Though such decipherments of the novel’s thematic unity might be conceded a critical role by Derrida, they would doubtless be characterized as mystified and ideological, since they fail to put into question certain metaphysical assumptions present in the text and in their method. Specifically, the argument might go, such criticism is “eschatological” (since it assumes … that the novel works towards an end that confers unity on the parts and permits the interpretation of a stable meaning) and “archeological” (in that it traces back the deciphered meaning to an “origin” in the author’s intuition). The effect of such criticism is to reify the structure of the text while concealing its structurality. … Nor will gestures towards Jakobsonian analysis help matters, for within the framework of metaphor and metonymy, which I have used to describe criticism seeking thematic unity in the novel, there is the assumption of a “kernel” metaphor, a fundamental ground, a fatal stoppage of substitutions and permutations once “prison” or “master-slave” has been identifled as a nuclear term permitting aesthetic play and its “doubling” commentary. Such a framework implies the notion of a “centered” structure, and for Derrida, “the concept of centered structure is in fact the concept of a freeplay based on a fundamental ground, a freeplay which is constituted upon a fundamental immobility and a reassuring certitude, which is itself beyond the reach of the free- play.”‘ What reassurance is there, a “deconstructive” critic would ask, of the stability of “prison” as signifier? Is it not precisely in regard to this kernel image that a major contradiction, an “undecidability” or “aporia,” resides? “Prison” can signify the miserable condition of the urban poor, as in the powerful description of London in “Home” (I, 3): it is there a historical condition that could be ameliorated through the action of a concerned government.
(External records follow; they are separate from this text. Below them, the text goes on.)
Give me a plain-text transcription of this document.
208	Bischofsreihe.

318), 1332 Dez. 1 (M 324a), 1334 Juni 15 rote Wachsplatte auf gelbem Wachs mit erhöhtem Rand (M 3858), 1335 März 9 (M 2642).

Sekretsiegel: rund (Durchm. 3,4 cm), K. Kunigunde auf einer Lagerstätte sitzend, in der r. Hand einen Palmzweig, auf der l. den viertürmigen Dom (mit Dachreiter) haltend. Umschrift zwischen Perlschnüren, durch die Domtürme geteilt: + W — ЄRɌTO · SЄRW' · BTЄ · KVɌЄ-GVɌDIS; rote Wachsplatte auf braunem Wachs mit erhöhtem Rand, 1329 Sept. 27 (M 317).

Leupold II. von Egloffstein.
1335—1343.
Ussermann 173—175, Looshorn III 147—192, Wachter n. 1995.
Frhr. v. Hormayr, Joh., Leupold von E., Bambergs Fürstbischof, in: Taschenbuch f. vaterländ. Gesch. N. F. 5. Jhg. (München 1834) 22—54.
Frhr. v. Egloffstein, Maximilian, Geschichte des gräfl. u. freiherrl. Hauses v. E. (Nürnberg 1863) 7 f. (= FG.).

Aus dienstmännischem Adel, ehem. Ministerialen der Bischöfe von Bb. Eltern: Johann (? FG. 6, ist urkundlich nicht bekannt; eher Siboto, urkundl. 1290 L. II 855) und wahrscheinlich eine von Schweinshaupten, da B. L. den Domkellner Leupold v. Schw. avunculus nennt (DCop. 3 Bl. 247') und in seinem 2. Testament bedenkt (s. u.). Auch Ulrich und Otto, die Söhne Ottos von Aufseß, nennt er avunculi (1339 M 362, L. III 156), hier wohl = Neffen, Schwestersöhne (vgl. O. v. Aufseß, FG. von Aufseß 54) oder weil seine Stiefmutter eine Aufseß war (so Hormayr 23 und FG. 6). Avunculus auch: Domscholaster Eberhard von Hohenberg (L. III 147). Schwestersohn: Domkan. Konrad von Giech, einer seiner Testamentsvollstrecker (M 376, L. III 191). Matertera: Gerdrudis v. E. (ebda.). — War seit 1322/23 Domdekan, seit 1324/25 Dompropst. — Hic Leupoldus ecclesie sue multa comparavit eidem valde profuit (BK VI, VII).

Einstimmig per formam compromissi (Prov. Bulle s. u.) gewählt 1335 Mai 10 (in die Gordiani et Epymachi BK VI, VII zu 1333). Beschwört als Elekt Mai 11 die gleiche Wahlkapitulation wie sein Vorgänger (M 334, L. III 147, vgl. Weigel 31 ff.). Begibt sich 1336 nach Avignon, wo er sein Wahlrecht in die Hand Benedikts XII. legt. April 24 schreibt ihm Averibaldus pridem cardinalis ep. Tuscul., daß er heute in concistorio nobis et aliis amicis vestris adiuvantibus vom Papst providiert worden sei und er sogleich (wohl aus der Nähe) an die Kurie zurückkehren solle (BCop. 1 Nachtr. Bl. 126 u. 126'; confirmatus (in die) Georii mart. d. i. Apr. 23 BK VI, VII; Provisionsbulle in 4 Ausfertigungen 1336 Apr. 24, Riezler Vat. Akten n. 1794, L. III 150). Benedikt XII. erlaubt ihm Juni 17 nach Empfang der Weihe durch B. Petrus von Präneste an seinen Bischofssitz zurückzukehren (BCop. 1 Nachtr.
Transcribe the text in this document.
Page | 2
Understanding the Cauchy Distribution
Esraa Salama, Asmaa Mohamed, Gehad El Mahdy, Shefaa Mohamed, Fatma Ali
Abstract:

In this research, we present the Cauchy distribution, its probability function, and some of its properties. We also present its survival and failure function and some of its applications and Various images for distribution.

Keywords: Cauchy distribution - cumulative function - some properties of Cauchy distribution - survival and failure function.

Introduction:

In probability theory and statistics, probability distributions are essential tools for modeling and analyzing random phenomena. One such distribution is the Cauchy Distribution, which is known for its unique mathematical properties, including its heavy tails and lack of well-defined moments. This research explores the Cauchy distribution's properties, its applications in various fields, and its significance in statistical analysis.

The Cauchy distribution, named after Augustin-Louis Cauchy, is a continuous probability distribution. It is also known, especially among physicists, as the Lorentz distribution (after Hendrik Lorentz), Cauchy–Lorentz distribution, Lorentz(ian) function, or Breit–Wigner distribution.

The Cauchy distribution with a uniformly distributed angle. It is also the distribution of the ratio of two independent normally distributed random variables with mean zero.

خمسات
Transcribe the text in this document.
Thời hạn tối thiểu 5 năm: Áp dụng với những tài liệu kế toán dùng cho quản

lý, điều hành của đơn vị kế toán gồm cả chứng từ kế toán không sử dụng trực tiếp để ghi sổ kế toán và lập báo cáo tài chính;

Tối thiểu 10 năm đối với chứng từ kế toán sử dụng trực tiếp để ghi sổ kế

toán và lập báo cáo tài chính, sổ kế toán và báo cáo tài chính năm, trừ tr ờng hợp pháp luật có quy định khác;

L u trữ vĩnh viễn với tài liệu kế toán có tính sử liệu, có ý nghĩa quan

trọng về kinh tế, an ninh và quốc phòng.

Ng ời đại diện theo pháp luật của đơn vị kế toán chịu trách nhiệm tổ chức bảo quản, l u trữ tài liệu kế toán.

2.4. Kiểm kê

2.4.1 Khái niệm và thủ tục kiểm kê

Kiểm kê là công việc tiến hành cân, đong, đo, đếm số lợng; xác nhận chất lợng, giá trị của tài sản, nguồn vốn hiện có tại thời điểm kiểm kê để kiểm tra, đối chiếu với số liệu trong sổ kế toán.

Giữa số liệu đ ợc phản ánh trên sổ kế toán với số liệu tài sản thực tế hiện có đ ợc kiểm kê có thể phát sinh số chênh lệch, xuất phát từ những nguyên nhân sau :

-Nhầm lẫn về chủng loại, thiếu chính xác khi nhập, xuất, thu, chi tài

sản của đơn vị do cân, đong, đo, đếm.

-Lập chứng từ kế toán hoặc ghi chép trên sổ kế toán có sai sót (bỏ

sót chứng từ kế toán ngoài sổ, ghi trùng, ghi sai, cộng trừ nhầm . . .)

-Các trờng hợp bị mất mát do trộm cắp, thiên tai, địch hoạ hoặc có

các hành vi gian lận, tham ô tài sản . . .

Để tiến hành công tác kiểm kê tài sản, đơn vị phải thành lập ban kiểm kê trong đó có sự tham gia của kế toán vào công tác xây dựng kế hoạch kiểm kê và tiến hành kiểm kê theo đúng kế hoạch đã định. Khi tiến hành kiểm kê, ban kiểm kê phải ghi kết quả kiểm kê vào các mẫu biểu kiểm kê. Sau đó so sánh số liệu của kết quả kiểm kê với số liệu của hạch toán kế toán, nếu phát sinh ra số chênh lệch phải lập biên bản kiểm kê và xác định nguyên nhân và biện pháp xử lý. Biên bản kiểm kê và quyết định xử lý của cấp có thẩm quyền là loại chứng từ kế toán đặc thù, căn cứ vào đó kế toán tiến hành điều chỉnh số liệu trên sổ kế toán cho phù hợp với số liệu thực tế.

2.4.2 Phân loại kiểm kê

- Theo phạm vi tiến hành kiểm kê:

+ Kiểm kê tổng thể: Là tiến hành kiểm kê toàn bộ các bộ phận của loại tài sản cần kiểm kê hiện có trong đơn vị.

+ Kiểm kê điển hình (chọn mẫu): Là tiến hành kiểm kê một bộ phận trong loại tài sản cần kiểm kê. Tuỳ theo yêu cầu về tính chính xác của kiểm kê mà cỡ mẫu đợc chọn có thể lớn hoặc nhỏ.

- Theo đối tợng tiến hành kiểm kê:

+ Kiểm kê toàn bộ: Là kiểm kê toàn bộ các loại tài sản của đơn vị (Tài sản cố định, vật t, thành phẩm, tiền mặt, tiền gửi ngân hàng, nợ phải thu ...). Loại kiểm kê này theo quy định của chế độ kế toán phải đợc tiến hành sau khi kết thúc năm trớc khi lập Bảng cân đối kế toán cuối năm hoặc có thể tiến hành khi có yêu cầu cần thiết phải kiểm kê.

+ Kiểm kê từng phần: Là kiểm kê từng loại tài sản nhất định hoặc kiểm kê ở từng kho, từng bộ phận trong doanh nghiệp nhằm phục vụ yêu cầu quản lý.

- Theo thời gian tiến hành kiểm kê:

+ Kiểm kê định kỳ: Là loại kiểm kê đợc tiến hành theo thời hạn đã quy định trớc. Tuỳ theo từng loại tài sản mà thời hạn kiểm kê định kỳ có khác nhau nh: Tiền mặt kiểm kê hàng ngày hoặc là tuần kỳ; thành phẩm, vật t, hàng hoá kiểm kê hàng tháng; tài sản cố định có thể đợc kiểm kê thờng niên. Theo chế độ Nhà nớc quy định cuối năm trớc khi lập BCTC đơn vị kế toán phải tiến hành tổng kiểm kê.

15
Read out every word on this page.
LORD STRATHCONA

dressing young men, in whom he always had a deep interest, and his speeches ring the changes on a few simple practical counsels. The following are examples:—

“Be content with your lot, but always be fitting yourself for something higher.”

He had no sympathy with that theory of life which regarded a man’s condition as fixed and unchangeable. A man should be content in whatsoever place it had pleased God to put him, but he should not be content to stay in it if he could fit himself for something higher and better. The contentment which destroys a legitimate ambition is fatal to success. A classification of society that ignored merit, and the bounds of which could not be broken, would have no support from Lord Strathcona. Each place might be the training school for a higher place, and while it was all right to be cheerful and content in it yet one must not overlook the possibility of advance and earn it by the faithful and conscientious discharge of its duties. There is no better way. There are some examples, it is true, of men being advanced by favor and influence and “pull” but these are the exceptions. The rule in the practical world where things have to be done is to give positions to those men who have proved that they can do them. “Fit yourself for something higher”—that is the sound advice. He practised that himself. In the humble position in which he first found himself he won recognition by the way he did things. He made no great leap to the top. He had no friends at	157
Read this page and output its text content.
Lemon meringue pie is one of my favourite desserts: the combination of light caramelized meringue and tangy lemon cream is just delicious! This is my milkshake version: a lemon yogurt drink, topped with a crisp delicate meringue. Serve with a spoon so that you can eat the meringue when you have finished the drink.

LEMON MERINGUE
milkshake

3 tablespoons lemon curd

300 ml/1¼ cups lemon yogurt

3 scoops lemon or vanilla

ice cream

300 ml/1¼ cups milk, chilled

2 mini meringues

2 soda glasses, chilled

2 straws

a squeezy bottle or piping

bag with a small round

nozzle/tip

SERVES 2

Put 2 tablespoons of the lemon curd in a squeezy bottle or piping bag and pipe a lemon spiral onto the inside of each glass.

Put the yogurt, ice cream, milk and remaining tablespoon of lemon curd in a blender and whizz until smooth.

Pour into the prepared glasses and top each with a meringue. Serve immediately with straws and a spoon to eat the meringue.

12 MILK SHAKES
But “prison” can also signify a given human condition beyond the power of a social agency to change, as when Dickens speaks of the “prison of this lower world” (II, 30). Can we be content with an either/or recognition here-rather as I was earlier content to see Miss Wade a self-imprisoned character as opposed to others like Doyce and Plornish, say, who are the prisoners of the social system? Or does this “surplus of signification” carry troubling implications with respect to the coherence of Dickens’s resolution of the problem of “imprisonment”?’

To complete the deliciously retro 70s/80s vibe here, I’d flag up a couple of relevant links.

One is Foucault’s Surveiller et punir: Naissance de la Prison [1975; translated as Discipline and Punish in 1977]; a work we’ve come across before on this programme, of course.

More traditional is Philip Collins’ Dickens and Crime [some of which is available on Google Books here, and all of which is in the library here] which deals with crime, criminals and punishment. There are several good studies on the actual Victorian prison experience, not least Philip Priestley’s Victorian Prison Lives: English Prison Biography 1830-1914 (1999). This latter doesn’t seem to be in the library, but I have a copy if anybody wants to borrow it.